Many of our founding fathers, to which such people so readily leap to apply "Christian" values, were not, in fact, good, practicing Christians. George Washington would leave church prior to receiving the sacrament. When the church pastor pointed out he was setting a poor example for the other attendees, Washington agreed ... and stopped attending church entirely.

With that attitude, George Washington could never be elected to any serious political office today, much less President. Thomas Jefferson, primary author of the Declaration of Independence and our 3rd President, was unquestionably not a Christian. He would be lucky to be elected to a school board these days.

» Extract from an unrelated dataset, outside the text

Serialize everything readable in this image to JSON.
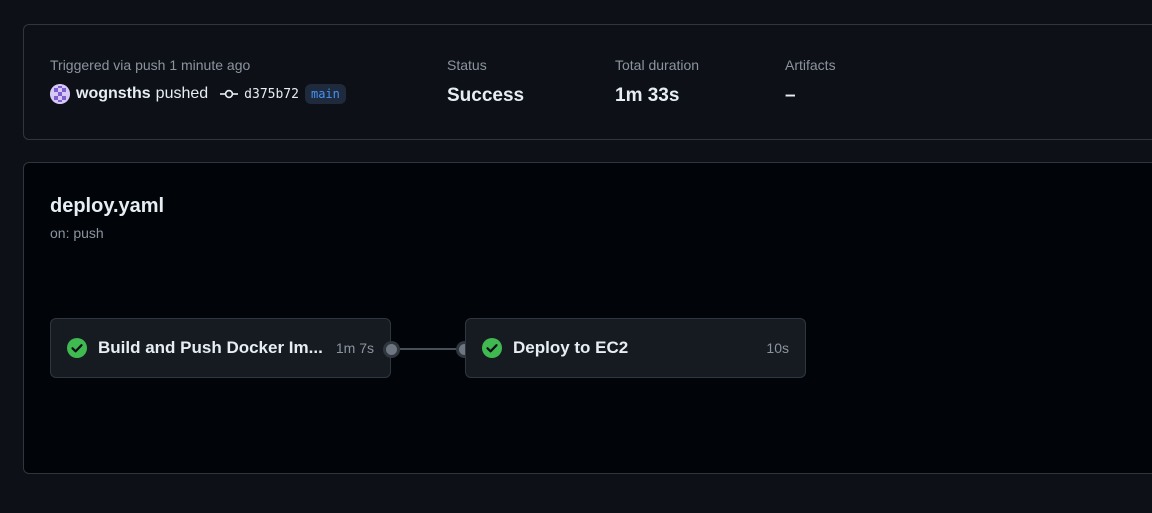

We are becoming a theocratic nation, and that's not a good thing. Most people who claim to be "religious conservatives" don't believe in many of the main tenets of science (evolution being the prime, but not sole, scientific matter they dispute). You could say the same about Islamic conservatives, and look where that stifling of research and questioning has left most Islamic cultures today -- what had been a thriving, intellectual culture, the forefront of human existence a millennium ago, is now broken and backward, scrabbling to come to terms with the modern world.

After barging into the room, the protesters interrupted Zan's prayer by shouting "this is an abomination". Ironically, that part they got right, if not in the sense they meant.